Het kabinetsstandpunt ten aanzien van het verdrag nr. 119 steunen de leden, meer moeite hebben zij met het niet ratificeren van de Verdragen 167, 170 en 184. Met betrekking tot verdrag nr. 167 vragen deze leden waarom de regering zoveel moeite heeft met een sectorverdrag voor de bouw, aangezien de bouw te kampen heeft met grotere onveiligheid en meer bedrijfsongevallen dan andere sectoren. Naar schatting kosten de arbeidsongevallen in de bouw jaarlijks 65 miljoen euro, exclusief de kosten voor procesverstoring en materiële schade. Normen die deze schade beperken lijken de leden van de fractie van de Partij van de Arbeid van harte welkom. Echter, de regering wil het verdrag niet ondertekenen omdat dan misschien ook minder zware bedrijfsongevallen moeten worden gemeld dan met onze huidige afspraken. Waarom zou dit geen verbetering zijn, aangezien op deze minder zware ongelukken dan waarschijnlijk meer of effectiever veiligheidsbeleid wordt gevoerd?

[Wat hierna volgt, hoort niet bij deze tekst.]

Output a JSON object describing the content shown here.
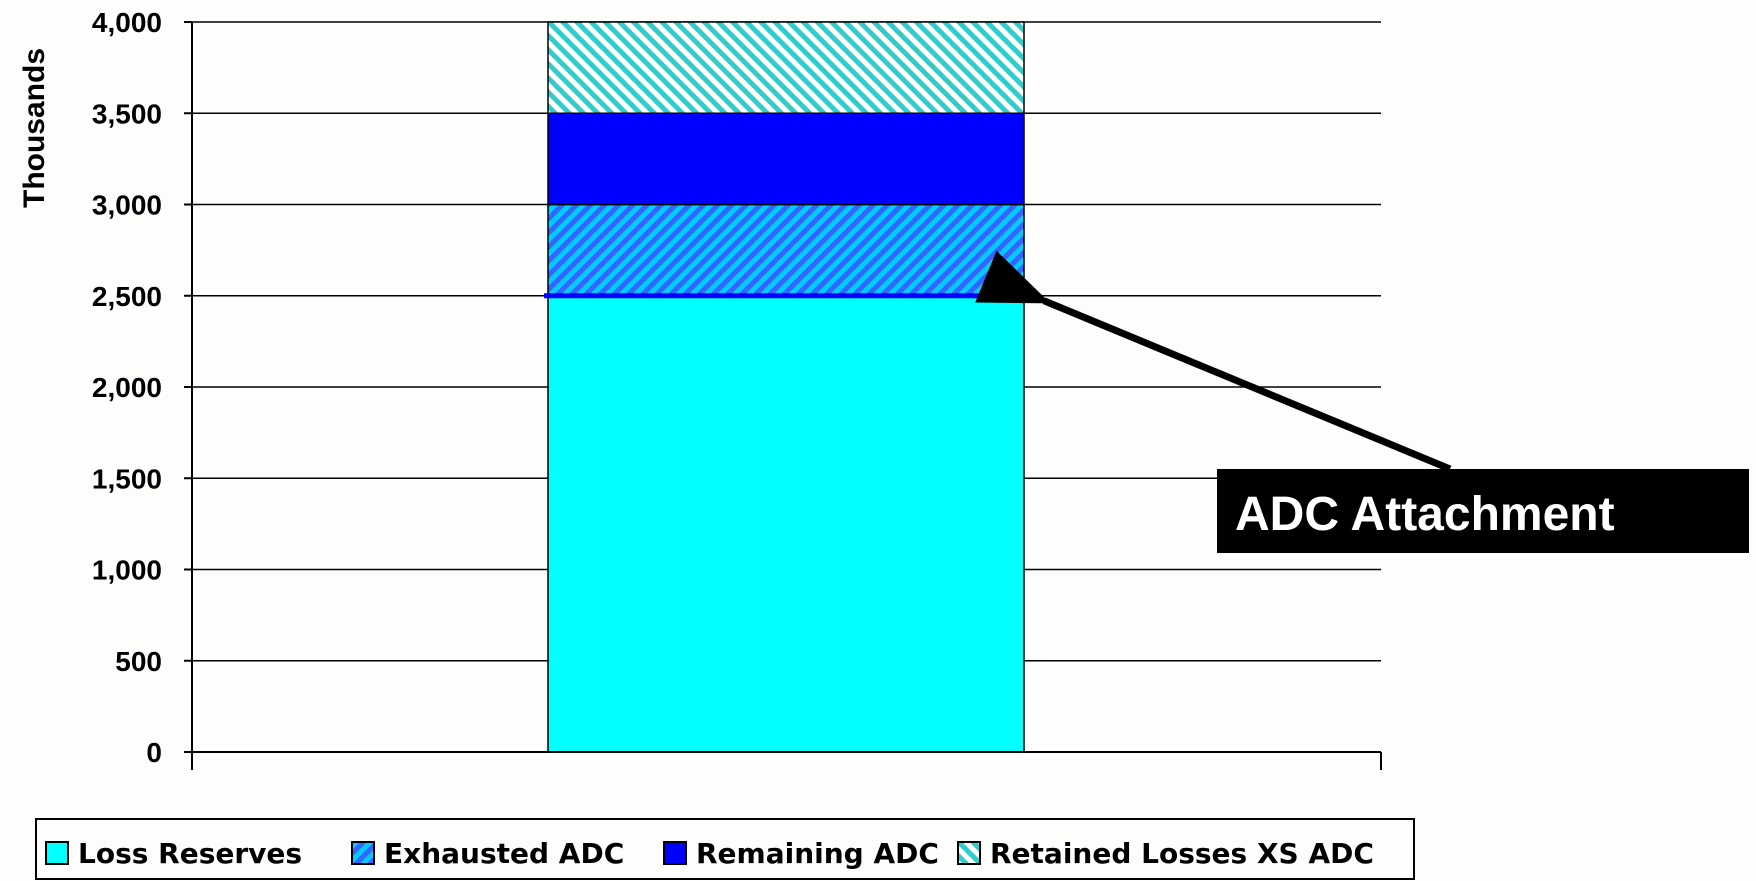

Als het gaat om Verdrag 170, bescherming van werknemers tegen schadelijke effecten van het werken met gevaarlijke stoffen, voldoet Nederland al aan alle eisen. Alleen vraagt het ILO-verdrag de aanvulling dat derde landen door de Nederlandse overheid actief moeten worden geïnformeerd over de risico’s. De regering wil dit niet doorvoeren, aangezien dit tientallen euro’s per order zou kosten. De leden van de PvdA-fractie vragen of dit een reden is om werknemers in derde landen langdurige bloot te stellen aan gevaarlijke chemische stoffen. Hoe valt het standpunt van de regering te rijmen met de Verordening van het Europees Parlement en de Raad betreffende de in- en uitvoer van chemische stoffen (COM(2006)075 – C-6–0439/2006 – 2006/-0246(COD)? Zijn werkgevers in de ogen van de regering niet verplicht om in het kader van een risico-inventarisatie te weten welke stoffen men vervoert om zodoende de eigen werknemers te informeren wat er mis kan gaan bij laden, lossen of lekkage? Als dit toch verplicht is, waarom zou doorgeven van de informatie naar derde landen dan zo een probleem opleveren? Hoeveel verdienen de Nederlandse exporteurs die chemische stoffen naar derde landen toe vervoeren in totaal, en wat zijn hun winstmarges?

Betreffende verdrag 184, vragen de leden van de fractie van de Partij van de Arbeid opnieuw waarom de regering zoveel moeite heeft met een sectorverdrag. Veiligheid- en gezondheidsrisico’s verschillen toch per sector? De landbouwsector heeft andere risico’s dan de dienstensector. Jaarlijks zijn er ruim 4000 ongevallen met lichamelijk letsel en verzuim tot gevolg. De risico’s zijn het grootst voor akkerbouwers, veehouders en pluimveehouders en liggen vooral in het snijden aan of geraakt worden door een object of daaronder bekneld raken. Deze ongevallen zijn meestal het gevolg van het ontbreken van de juist voorzieningen of het ontbreken van goede afspraken, gecombineerd met onachtzaamheid. Preventiemaatregelen, regels ten aanzien van bestrijdingsmaatregelen, machines en dergelijke, lijken deze leden weer van harte welkom. Het standpunt van de regering om het verdrag Veiligheid en gezondheid Landbouw niet te tekenen is vooral gebaseerd op de precedentwerking die er vanuit zou kunnen gaan, dus een procesargument, in plaats van inhoudelijke argumenten die ingaan op arbeidsomstandigheden, veiligheid en gezondheid. Dit bevreemdt deze leden. Waarom doet geeft dit argument voor de regering de doorslag?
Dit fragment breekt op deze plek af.